Mit Spahn hat sich erstmals ein Mitglied des Kabinetts mit dem neuartigen Virus infiziert und als oberster Pandemiemanager des Landes steht das in der Bedeutung eigentlich nur einer Erkrankung der Kanzlerin nach. Natürlich ist Spahn als Minister viel unterwegs und hat unvermeidliche Kontakte. Andererseits gilt er als jemand, der sich streng an die Sicherheitsmaßnahmen hält. Insofern steht natürlich die Frage im Raum, wo er sich angesteckt haben könnte. Wirklich offen gefragt: Ist das privat? Wie transparent müssen Infektionsketten in diesem Fall nachverfolgt werden? Unter welchen Umständen muss das Kabinett in Quarantäne, wer darf wie lange unter welchen Umständen weiterarbeiten? Und wer entscheidet das eigentlich? Dieses gedankenlose Virus stellt auch immer wieder neue Fragen an unsere Demokratie.

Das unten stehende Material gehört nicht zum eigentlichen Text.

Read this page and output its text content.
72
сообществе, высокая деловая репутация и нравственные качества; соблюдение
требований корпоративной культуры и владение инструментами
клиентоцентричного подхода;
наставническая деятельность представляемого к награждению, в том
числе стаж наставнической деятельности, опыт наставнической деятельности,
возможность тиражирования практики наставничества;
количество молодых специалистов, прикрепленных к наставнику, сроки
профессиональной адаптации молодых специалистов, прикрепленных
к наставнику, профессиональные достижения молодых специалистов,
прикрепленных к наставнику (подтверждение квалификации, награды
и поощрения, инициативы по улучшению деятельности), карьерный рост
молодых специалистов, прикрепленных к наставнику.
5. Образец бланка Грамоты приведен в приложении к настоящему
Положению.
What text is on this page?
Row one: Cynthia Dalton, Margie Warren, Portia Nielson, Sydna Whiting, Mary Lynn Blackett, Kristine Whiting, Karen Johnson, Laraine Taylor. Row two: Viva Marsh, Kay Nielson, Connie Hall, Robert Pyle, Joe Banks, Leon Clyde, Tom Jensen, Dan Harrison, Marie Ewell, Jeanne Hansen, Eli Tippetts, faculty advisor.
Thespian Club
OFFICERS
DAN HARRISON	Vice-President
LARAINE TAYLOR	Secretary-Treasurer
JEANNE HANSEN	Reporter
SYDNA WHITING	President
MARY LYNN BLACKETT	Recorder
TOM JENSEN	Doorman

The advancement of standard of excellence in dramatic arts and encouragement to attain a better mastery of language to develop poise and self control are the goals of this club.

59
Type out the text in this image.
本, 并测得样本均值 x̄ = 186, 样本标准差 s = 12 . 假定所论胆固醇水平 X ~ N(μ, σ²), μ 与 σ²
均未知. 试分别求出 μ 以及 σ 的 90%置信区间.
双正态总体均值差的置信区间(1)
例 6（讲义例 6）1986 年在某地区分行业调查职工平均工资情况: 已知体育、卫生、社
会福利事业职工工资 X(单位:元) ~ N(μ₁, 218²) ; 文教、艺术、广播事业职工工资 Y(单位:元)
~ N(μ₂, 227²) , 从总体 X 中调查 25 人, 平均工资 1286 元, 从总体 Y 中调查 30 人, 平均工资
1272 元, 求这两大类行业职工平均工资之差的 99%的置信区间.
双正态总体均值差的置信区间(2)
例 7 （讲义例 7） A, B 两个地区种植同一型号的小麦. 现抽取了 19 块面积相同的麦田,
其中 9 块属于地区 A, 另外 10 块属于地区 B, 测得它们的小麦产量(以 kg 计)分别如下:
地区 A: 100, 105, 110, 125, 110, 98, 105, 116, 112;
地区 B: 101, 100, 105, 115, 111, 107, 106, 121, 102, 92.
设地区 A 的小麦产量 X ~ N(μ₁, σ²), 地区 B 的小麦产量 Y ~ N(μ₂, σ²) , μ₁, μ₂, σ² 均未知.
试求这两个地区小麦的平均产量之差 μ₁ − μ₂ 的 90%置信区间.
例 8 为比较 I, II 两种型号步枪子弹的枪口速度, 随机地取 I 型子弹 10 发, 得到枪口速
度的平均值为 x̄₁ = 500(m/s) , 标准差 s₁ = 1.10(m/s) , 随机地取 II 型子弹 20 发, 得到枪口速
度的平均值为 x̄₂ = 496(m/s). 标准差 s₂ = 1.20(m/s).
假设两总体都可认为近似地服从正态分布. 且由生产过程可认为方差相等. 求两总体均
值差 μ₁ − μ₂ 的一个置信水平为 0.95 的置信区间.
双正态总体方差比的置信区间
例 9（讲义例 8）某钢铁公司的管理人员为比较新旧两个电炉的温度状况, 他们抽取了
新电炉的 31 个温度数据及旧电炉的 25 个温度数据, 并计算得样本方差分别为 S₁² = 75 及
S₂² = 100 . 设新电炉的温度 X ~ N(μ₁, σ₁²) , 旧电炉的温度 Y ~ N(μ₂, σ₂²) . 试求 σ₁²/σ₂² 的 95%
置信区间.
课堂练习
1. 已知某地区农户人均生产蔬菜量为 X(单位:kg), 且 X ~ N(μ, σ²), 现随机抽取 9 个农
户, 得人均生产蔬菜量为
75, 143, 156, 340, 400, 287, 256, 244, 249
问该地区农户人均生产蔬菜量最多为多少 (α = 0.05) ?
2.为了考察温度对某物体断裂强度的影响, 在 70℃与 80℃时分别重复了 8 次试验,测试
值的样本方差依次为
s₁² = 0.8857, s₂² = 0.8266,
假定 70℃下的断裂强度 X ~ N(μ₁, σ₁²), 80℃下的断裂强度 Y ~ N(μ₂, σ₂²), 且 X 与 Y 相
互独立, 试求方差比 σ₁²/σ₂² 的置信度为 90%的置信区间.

Neue Machtverhältnisse gibt es auch bei dem, was mal die Initiative Pro AvO war. Zum einen, weil nicht mehr alle der „Big Five“ bei der jüngsten Kapitalrunde mitmachen wollten, als noch einmal rund 3 Millionen Euro in das Plattform-Projekt geschüttet wurden. Zum anderen und vor allem aber, weil mit Phoenix jetzt ein recht breitschultriger sechster Mitspieler mit am Tisch sitzt. Mehr noch: Noventi und Phoenix gründen zunächst zu zweit neu, die anderen dürfen dann nachkommen. Das ist angeblich alles abgestimmt und einvernehmlich. Doch hinter vorgehaltener Hand sind durchaus andere Töne zu hören, und der Spottruf „Initiative Pro Phoenix“ zählt noch zu den schmeichelhafteren.
Bei einem der Pro AvO-Gründer steht eine andere große Veränderung an: Der Zusammenschluss von Gehe und Alliance Healthcare Deutschland (AHD) steht unmittelbar bevor. Am 1. November soll es so weit sein, Details gibt es immer noch nicht. Unter welchem Namen und wessen Führung das Gemeinschaftsunternehmen auftreten soll, wurde bislang genauso wenig verraten wie Informationen dazu, wo es seinen Hauptsitz haben wird und welche Vertriebszentren oder Arbeitsplätze dem Rotstift zum Opfer fallen sollen.
Was leider sehr vorhersehbar ist: Dass die Corona-Zahlen weiter steigen. Erstmals mehr als 11.000 gemeldete Neuinfektionen an einem Tag. Auch die Apothekenteams fürchten einen langen Corona-Winter. Bei der Durchbrechung der Infektionsketten könnte ihnen bald eine zentrale Rolle zukommen – Stichwort Schnelltests in der Apotheke. Dazu eine kleine Übersicht.
Die Versandapotheken beteiligen sich auch aktiv in der Kontaktverminderung. Zur Rose hat sogar mehr als 40 Millionen Euro für 18.000 Videosprechstunden (Q3) gezahlt, aber das ist ja auch ein Investment in die rosige E-Rezept-Zukunft. Dass Union und SPD mit einem VOASG-Änderungsantrag auch von ausländischen Versendern künftig verlangen, dass die Medikamente in den Päckchen nicht wahlweise einfrieren oder schmelzen, dürfte die gute Laune jenseits der deutsch-niederländischen Grenze kaum schmälern. Papier ist geduldig – und wo kein Kontrolleur, da keine Sanktion. Immerhin: Ein Anfang und ein guter Erfolg für den CSU-Abgeordneten Pilsinger.
Zum Schluss noch ein paar Botschaften aus der Apothekenpraxis: Wenn Sie eine Apotheke verpachten, sollten Sie nicht zu gierig sein. Wenn Ihnen eine Hersteller Weingummi schickt, sollten sie dagegen sehr gierig sein und die Beweise schnell vernichten. Und wenn Ihr benachbarter Konkurrent schließt, sollten Sie sich nicht freuen, weil das erstens gemein ist und Sie dann zweitens auch seine Notdienste erben. In diesem Sinne, schönes Wochenende oder – wen es trifft – einen entspannten Notdienst.